Opening May 15, 2012, 6- 8 pm
Marian Goodman Gallery is very pleased to announce an exhibition of new paintings by Ellsworth Kelly.
This will be Kelly’s first show of paintings in Paris in 20 years, since his 1992 exhibition at the Galeries Nationales du Jeu de Paume which surveyed the early works he made while living in Paris from 1948-54.
The exhibition will include an installation of four 2-panel paintings, made this year, each consisting of a colored curve in relief against a white panel. Installed on the four walls of the gallery they read as a singular, iconic statement in a progressive spectrum of red, yellow, blue and green.
Kelly has often said he takes inspiration from observing the world around him, distilling to abstraction visual fragments like the shape of a leaf, an architectural vault, the bend of a page or the curve of a body. Throughout his long career Kelly has consistently revisited the curve in his most iconic paintings, drawings and sculptures. Predecessors for the curved reliefs on view here can be found dating back to early collages, reliefs and paintings made during the six years he spent living and working in Paris after World War II.

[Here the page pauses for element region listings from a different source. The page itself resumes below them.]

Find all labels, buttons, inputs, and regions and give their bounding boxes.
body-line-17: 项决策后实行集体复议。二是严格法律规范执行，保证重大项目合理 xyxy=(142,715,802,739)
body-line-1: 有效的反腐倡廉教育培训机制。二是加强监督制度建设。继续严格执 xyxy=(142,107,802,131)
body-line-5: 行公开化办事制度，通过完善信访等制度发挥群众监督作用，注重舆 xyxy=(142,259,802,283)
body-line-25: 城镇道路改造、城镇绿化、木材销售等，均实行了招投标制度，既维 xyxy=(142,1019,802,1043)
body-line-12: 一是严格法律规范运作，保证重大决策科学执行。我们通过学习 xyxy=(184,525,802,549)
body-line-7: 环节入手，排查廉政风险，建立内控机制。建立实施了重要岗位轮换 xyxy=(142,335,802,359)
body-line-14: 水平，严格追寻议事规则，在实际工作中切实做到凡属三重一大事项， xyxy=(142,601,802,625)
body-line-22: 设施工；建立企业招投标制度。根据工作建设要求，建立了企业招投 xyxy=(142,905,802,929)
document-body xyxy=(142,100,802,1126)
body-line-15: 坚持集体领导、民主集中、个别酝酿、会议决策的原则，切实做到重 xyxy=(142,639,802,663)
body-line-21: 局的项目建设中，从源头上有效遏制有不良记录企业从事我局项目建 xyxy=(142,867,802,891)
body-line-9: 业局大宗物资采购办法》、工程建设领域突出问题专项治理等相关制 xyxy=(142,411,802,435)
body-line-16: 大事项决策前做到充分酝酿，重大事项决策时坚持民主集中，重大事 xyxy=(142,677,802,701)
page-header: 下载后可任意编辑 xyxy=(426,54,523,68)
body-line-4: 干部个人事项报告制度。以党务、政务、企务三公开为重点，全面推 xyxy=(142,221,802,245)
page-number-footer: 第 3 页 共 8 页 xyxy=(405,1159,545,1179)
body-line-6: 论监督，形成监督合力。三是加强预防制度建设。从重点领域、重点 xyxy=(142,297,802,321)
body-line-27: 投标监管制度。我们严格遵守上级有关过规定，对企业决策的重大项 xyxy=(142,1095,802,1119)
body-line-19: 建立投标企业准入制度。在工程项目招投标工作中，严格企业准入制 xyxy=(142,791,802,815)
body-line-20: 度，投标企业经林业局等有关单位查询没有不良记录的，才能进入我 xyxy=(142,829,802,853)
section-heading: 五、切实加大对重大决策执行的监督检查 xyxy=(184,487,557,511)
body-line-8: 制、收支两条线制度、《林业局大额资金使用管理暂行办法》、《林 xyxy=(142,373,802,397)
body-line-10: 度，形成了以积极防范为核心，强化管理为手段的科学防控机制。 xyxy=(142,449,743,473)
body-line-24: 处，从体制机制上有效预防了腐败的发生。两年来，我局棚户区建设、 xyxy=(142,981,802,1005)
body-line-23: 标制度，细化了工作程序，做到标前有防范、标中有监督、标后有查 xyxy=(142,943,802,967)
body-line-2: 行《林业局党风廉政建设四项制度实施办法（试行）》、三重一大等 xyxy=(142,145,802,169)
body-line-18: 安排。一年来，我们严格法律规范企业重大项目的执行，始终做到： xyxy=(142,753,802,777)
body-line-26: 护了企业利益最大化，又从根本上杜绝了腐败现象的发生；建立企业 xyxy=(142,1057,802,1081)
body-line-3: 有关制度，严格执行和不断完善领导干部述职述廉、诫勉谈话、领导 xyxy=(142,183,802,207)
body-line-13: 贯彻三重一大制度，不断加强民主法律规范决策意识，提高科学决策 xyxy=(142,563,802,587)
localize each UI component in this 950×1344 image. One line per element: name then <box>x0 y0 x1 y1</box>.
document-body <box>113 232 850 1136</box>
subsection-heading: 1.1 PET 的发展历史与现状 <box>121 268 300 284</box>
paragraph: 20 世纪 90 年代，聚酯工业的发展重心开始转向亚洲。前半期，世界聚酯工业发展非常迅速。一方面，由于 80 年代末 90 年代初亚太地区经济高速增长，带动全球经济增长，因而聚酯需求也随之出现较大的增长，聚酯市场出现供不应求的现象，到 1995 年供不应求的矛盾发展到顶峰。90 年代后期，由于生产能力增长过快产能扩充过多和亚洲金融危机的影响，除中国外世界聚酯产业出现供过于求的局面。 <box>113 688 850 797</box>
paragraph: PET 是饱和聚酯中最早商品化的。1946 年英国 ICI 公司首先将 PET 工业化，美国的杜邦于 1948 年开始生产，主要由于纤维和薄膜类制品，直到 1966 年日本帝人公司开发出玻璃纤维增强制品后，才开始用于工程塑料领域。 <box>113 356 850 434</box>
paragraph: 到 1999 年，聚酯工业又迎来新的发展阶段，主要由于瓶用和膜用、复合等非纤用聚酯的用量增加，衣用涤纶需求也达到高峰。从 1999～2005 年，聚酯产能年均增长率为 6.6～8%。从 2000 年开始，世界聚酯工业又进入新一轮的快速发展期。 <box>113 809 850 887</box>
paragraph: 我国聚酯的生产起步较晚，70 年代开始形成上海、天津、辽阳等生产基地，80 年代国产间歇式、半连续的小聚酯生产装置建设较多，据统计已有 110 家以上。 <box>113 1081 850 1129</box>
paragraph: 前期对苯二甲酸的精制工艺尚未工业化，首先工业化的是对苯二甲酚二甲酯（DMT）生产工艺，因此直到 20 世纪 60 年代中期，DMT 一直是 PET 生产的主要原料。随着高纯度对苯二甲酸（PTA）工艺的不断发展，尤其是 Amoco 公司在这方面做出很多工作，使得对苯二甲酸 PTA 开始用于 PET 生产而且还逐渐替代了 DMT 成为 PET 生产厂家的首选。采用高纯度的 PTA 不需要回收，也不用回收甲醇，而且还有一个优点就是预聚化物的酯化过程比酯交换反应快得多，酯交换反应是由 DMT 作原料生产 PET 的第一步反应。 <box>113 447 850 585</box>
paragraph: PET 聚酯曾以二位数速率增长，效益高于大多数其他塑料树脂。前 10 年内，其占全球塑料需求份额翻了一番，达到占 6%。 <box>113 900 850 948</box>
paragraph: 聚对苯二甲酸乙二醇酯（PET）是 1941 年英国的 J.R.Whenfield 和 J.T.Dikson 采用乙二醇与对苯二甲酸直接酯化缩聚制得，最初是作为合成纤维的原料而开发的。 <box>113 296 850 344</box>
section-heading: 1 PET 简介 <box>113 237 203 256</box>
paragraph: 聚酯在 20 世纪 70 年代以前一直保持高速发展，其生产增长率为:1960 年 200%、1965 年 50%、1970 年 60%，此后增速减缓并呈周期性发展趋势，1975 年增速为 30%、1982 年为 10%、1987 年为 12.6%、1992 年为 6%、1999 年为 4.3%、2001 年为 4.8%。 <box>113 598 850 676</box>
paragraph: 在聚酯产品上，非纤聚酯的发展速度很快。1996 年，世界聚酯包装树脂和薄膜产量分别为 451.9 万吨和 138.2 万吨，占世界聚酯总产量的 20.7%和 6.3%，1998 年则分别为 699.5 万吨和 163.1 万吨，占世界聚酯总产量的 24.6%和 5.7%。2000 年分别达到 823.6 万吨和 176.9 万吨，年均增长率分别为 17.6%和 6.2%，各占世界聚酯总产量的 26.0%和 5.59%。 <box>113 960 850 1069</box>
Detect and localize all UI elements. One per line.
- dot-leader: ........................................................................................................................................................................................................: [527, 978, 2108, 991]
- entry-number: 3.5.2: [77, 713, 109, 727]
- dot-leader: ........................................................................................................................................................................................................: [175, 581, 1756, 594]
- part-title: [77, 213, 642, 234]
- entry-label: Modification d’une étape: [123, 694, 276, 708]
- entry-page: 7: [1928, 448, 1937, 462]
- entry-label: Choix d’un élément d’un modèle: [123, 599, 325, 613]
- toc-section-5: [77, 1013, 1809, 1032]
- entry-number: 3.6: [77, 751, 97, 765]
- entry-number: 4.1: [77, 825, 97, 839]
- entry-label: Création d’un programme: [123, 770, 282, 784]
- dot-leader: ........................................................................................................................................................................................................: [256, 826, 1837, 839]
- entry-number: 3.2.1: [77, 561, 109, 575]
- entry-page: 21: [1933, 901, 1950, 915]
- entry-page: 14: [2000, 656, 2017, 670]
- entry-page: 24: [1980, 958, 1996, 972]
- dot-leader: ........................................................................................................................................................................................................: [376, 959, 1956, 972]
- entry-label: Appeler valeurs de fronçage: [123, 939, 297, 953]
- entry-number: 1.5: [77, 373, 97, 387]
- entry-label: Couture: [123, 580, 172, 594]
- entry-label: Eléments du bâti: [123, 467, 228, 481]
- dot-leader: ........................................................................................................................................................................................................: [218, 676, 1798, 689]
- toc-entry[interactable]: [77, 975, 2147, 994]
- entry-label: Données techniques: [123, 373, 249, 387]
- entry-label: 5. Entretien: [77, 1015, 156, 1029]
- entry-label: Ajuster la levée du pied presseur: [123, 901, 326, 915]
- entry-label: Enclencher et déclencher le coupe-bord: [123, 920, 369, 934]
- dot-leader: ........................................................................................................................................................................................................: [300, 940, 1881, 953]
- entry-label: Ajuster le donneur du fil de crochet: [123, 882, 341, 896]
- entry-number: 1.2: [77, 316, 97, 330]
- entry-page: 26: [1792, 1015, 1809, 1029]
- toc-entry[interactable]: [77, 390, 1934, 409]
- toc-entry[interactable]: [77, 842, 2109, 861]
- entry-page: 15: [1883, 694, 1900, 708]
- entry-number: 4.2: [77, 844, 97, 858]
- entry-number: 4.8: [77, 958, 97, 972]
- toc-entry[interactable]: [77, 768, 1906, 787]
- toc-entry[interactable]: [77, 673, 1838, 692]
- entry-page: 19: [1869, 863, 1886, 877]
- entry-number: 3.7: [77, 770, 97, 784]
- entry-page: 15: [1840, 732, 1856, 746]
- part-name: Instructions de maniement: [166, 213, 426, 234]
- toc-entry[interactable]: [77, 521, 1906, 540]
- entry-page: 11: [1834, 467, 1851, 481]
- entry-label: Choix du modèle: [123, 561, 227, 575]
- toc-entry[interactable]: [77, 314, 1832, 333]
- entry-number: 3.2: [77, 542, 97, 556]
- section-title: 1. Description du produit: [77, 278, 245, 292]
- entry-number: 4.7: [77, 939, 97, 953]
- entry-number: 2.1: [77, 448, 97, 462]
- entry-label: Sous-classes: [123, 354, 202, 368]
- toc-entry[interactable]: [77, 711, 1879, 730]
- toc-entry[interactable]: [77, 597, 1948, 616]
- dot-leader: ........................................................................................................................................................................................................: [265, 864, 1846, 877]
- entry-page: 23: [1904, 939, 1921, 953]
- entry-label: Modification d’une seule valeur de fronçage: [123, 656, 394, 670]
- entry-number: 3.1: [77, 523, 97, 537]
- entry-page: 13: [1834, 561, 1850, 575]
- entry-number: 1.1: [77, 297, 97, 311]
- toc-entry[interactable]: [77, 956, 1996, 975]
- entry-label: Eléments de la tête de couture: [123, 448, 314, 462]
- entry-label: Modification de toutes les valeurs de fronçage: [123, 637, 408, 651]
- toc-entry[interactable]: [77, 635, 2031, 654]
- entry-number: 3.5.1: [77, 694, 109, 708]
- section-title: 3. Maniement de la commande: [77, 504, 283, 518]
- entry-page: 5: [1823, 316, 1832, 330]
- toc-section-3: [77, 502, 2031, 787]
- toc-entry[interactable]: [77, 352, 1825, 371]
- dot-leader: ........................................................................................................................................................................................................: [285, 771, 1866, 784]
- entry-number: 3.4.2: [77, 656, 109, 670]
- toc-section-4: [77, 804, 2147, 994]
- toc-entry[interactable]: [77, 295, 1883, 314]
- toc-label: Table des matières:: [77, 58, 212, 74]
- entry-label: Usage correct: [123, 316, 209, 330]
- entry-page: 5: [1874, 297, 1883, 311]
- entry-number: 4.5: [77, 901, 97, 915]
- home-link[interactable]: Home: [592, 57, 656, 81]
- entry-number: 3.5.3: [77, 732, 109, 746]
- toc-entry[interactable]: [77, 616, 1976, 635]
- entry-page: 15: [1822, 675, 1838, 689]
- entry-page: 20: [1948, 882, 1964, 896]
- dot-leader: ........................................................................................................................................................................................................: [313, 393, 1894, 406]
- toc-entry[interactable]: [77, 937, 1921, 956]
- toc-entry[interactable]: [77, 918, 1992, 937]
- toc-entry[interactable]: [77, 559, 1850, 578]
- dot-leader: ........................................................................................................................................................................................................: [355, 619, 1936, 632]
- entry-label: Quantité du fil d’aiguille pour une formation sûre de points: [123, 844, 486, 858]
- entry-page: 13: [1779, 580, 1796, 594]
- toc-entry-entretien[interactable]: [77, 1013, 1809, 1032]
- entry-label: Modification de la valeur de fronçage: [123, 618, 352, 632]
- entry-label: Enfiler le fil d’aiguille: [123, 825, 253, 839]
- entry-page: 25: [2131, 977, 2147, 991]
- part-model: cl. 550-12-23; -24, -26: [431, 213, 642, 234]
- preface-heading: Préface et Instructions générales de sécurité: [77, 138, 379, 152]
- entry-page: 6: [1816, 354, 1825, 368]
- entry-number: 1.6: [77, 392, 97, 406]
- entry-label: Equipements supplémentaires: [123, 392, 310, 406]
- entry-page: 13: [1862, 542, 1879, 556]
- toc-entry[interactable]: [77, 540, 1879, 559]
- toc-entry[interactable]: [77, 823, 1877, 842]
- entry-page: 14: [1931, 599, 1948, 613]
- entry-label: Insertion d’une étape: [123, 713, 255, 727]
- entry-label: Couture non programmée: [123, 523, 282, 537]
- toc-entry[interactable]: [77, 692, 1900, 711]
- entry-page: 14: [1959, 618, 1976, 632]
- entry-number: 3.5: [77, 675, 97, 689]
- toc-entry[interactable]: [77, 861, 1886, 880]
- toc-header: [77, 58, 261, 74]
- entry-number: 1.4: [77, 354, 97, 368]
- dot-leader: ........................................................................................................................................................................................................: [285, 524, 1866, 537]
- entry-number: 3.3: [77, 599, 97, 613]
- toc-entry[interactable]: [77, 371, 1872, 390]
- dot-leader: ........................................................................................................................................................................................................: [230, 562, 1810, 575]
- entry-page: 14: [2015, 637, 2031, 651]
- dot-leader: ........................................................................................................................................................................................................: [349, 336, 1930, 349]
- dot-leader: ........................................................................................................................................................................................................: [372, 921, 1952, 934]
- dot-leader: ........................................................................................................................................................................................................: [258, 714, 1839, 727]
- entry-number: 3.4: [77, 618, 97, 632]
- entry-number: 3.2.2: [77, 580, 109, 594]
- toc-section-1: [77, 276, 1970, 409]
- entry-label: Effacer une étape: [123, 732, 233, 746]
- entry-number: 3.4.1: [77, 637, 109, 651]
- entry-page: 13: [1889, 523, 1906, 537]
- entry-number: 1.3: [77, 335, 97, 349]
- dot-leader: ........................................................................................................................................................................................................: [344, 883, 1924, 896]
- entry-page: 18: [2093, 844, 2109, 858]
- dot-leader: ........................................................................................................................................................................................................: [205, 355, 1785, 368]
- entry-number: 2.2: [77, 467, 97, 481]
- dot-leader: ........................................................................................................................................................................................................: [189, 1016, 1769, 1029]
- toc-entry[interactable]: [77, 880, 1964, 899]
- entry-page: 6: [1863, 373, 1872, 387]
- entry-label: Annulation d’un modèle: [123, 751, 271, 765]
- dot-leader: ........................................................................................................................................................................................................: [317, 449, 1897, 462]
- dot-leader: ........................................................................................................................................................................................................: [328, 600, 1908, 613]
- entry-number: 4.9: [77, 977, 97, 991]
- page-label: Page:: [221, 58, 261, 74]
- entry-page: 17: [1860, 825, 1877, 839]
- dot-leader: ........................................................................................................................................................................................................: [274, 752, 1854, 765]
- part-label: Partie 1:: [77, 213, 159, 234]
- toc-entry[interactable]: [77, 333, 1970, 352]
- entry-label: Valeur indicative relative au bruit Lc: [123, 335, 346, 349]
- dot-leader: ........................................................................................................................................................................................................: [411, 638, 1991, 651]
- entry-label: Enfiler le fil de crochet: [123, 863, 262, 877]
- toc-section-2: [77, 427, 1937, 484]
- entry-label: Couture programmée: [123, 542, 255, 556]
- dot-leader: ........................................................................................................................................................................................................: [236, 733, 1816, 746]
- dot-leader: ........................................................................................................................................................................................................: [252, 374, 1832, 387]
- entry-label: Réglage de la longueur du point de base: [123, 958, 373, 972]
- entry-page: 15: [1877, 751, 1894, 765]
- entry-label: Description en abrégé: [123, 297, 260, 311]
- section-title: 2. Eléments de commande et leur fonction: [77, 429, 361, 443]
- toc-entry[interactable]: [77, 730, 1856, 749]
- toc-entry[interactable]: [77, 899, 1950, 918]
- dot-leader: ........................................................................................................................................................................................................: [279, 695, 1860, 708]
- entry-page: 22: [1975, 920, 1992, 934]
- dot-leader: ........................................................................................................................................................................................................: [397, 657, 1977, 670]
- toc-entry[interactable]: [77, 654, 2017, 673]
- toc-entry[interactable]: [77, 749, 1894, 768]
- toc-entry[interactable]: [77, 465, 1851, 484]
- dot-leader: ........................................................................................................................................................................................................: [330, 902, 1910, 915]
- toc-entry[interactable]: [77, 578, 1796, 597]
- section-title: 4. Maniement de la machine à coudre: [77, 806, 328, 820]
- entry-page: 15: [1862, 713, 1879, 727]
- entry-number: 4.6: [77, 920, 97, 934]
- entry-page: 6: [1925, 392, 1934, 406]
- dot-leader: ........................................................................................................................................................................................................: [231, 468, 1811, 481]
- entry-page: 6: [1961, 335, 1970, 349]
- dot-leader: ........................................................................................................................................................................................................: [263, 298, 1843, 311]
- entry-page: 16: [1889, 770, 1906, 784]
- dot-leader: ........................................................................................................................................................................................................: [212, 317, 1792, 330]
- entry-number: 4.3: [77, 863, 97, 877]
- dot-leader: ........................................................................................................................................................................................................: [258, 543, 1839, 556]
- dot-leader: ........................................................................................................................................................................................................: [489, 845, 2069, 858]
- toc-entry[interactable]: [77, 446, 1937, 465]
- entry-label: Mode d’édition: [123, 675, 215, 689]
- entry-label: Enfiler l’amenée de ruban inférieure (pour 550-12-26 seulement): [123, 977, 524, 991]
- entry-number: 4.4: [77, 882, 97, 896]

Curves appeared early in Kelly’s art. A wide arc tops the vertical shape in Kilometer Marker, 1949, and a pair of curves, not identical but complementary, reach down to the lower corners of Relief with Blue, 1950. As Kelly has explained many times, the forms of Relief with Blue originated in a sketch he made of a production of Hamlet at the Théâtre Marigny in Paris, which he saw during the late forties. The relief element, with its curved inner edges, alludes to the shape of a half open curtain.1
Ellsworth Kelly has a long and rich relationship with the city of Paris. It is while living and working here that Kelly transitioned from figurative painting to his first efforts in total abstraction, and first experimented with chance, basing works on the river Seine and Parisian architecture. It is also in Paris that he made his first “Spectrum” and “Relief” paintings that forever changed longstanding relationships between painting and the wall, painting and sculpture and between color and form.
The work that Kelly usually cites as his «first» work is in fact based on the windows at the Musée d’Art Moderne de la Ville de Paris:
Instead of making a picture that was an interpretation of a thing seen, or a picture of invented content, I found an object and «presented» it as itself alone. My first object was «Window, Museum of Modern Art, Paris», done un 1949. After constructed «Window» with two canvases and a wood frame I realized that from then on painting as I had known it was finished for me. The new works were to be objects, unsigned, anonymous.2
At 88, Ellsworth Kelly is among the most distinguished of living artists, who has been the subject of countless museum exhibitions around the world. Most recently the Haus der Kunst, Munich organized a survey of Kelly’s black and white paintings which is currently on view at the Museum Wiesbaden, Germany. Also in 2012 The Graphische Sammlung of the Pinakothek der Moderne in Munich organized a survey of Ellsworth Kelly’s “Plant Drawings” which is traveling to the Metropolitan Museum of Art, New York in June. The Museum of Fine Arts, Boston recently organized a survey exhibition of Kelly’s sculptures in wood. The Solomon R. Guggenheim Museum in New York organized a retrospective of Kelly’s work in 1996, which traveled to The Tate, London and the Haus der Kunst, Munich.
Ellsworth Kelly will be on view at 79, rue du Temple in Paris until July 13, from Tuesday through Saturday, 11am to 7pm.
Press preview before the opening on Tuesday, May 15 at 5 pm.
1 Carter Ratcliff, Ellsworth Kelly’s Curves in Ellsworth Kelly: A Retrospective, Ed. by Diane Waldman, Guggenheim Museum, New York, 1996, p.57.
2 Ellsworth Kelly, source of his artist quotes on life, art life, theory and painting: «Notes from 1969», in Ellsworth Kelly : Works on Paper, ed. Diane Upright, Harry N.Inc., Publishers, New York, 1987, p. 9-10.